My problem is where does it leave me? It’s like I’ve reached the limit of being messed around with. The last two medications and this food product have all made me sick. I’ve been on similar medication for many years and not reacted.  Why is my body now deciding to reject these latest treatments? Will I be able to tolerate any other treatments or is this as good as it gets? These are big questions. I wish I had a magic wand and could fix it. Instead I just have to grit my teeth and keep going. I have to focus on all the amazing and wonderful things I have in my life. I count my blessings that I’m still breathing and defying the odds. I’m happy to be part of my grandchildren’s life. 


One of my recent posts had pictures of how hard life has been and how challenging it’s been getting through so many bouts of sepsis and everything  else.
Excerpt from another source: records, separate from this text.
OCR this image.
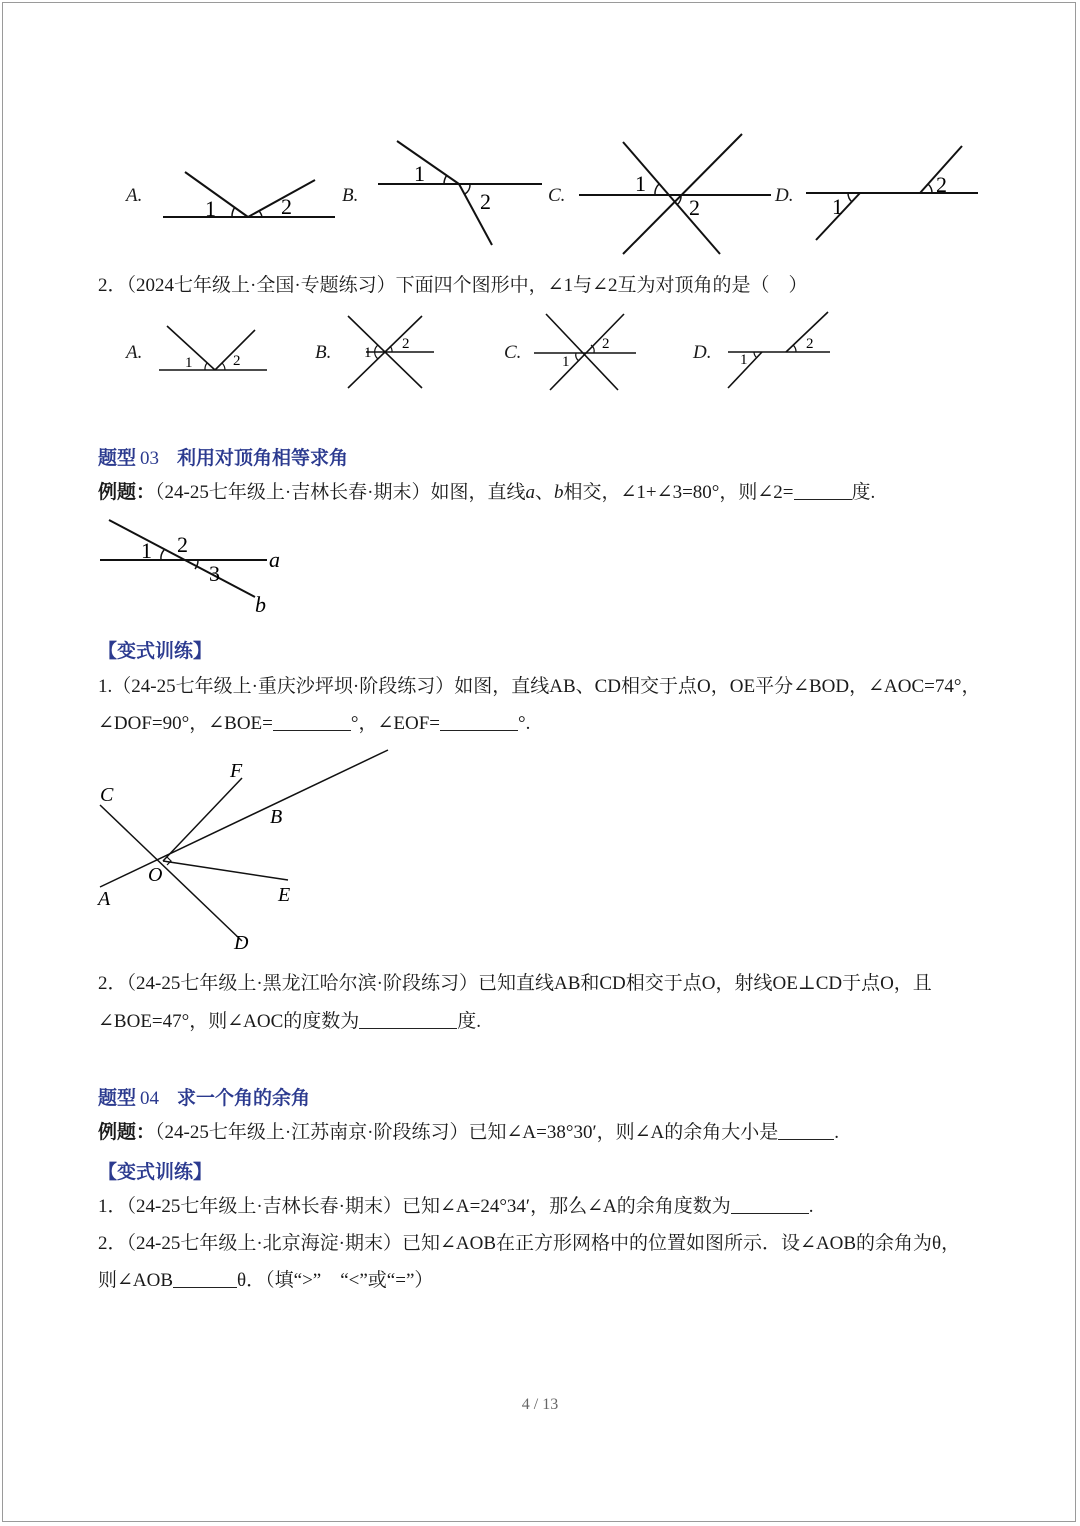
A.
1	2	B.
1
2	C.	1
2	D. 1
2
2．（2024七年级上·全国·专题练习）下面四个图形中，∠1与∠2互为对顶角的是（　）
A.	1	2	B. 1
2	C.	1
2	D. 1
2
题型 03 利用对顶角相等求角
例题：（24-25七年级上·吉林长春·期末）如图，直线a、b相交，∠1+∠3=80°，则∠2=	度.
1 2
3
a
b
【变式训练】
1.（24-25七年级上·重庆沙坪坝·阶段练习）如图，直线AB、CD相交于点O，OE平分∠BOD，∠AOC=74°，
∠DOF=90°，∠BOE=	°，∠EOF=	°.
C
F
B
O
A	E
D
2．（24-25七年级上·黑龙江哈尔滨·阶段练习）已知直线AB和CD相交于点O，射线OE⊥CD于点O，且
∠BOE=47°，则∠AOC的度数为	度.
题型 04 求一个角的余角
例题：（24-25七年级上·江苏南京·阶段练习）已知∠A=38°30′，则∠A的余角大小是	.
【变式训练】
1．（24-25七年级上·吉林长春·期末）已知∠A=24°34′，那么∠A的余角度数为	.
2．（24-25七年级上·北京海淀·期末）已知∠AOB在正方形网格中的位置如图所示．设∠AOB的余角为θ，
则∠AOB	θ．（填“>”　“<”或“=”）
4 / 13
The pictures attached to this blog show many of the things I’ve done since being diagnosed. Life doesn’t stop at diagnoses. All of us have to make alterations as we get older. Those of us that develop a serious illness end up doing this earlier and in a more compact way. 


I hope the pictures give you the courage to really live until you die not just exist. I can’t wait for lockdown to be over and for me to be able to get up to some mischief. One of the things I fancy is doing the longest and fastest zip wire ride. You lie in it facing forward, a bit like superman. It’s about a mile long over an old quarry in Wales. 


Whatever it is that you have your sights on, I hope they come your way soon. If not and things are getting tough, don’t be afraid to ask for help. Isolated and shielded doesn’t have to mean disconnected.